Интервью закончилось, и свора газетчиков и операторов кинулась освещать прибытие самолета с телами убитых где-то в Южной Америке американских солдат.

Сопровождаемая семьей и несколькими подругами по Джульярду, Донна медленно шла к выходу на посадку, по-прежнему оглядываясь в поисках Домостроя. Он следовал за ней, скрытый группой тучных восточноевропейских чиновников, дружно шагавших к тому же выходу. Потеряв надежду увидеть его до отлета, Донна попрощалась со всеми остальными и нехотя направилась к проходу для досмотра. Лишь тогда он вышел из толпы и помахал ей рукой, и тут же выражение ее лица изменилось, словно у ребенка при виде неожиданного подарка.
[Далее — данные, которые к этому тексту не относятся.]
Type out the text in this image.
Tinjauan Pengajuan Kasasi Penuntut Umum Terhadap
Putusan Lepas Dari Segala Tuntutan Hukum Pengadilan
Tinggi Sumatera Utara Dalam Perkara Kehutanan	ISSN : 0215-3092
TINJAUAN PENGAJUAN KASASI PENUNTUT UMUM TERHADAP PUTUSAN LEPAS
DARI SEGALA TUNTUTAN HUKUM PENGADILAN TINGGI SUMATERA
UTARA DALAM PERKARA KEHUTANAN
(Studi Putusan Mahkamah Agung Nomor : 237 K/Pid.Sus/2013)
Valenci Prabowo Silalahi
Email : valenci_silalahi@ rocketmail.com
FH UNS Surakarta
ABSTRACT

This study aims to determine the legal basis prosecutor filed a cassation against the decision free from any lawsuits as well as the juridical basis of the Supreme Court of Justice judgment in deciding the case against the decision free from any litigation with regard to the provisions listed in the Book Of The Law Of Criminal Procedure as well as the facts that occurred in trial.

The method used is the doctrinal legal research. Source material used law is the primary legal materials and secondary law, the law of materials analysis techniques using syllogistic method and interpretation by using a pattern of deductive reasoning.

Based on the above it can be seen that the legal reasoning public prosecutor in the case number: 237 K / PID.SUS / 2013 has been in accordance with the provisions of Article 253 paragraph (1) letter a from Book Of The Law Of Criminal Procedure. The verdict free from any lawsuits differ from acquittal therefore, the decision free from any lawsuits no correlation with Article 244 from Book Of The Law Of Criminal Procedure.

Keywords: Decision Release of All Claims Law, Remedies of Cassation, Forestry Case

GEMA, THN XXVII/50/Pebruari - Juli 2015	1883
Она подбежала к нему, стиснула в объятиях и на глазах у изумленной матери и хихикающих сестренок принялась осыпать поцелуями его шею, глаза, губы, а он, забыв теперь о ее семье и прочих зрителях, обнял Донну и приник губами к ее губам. Но вот настало время идти. Она оторвалась от него и пошла по длинному проходу. Он смотрел вслед, пока мог различить ее высокий силуэт в коридоре, ведущем к самолету. Улыбнувшись, он чуть поклонился ее родственникам, повернулся и направился к выходу, но успел сделать лишь несколько шагов, как его окликнула низенькая очкастая женщина в туфлях на толстой подошве и широкополой шляпе, украшенной букетом цветов.

– Простите, сэр, – умоляюще произнесла женщина, подняв на него блеклые водянистые глаза, увеличенные толстыми стеклами. – Эта молодая красивая леди, которую вы только что целовали, какая-то знаменитость?

– Пока нет, мадам, – терпеливо ответил Домострой, – но будет, когда вернется.

– Я так и думала! – торжествующе воскликнула женщина, блеснув искусственными зубами. – Я так и думала, – повторила она. – Я всегда угадываю знаменитостей!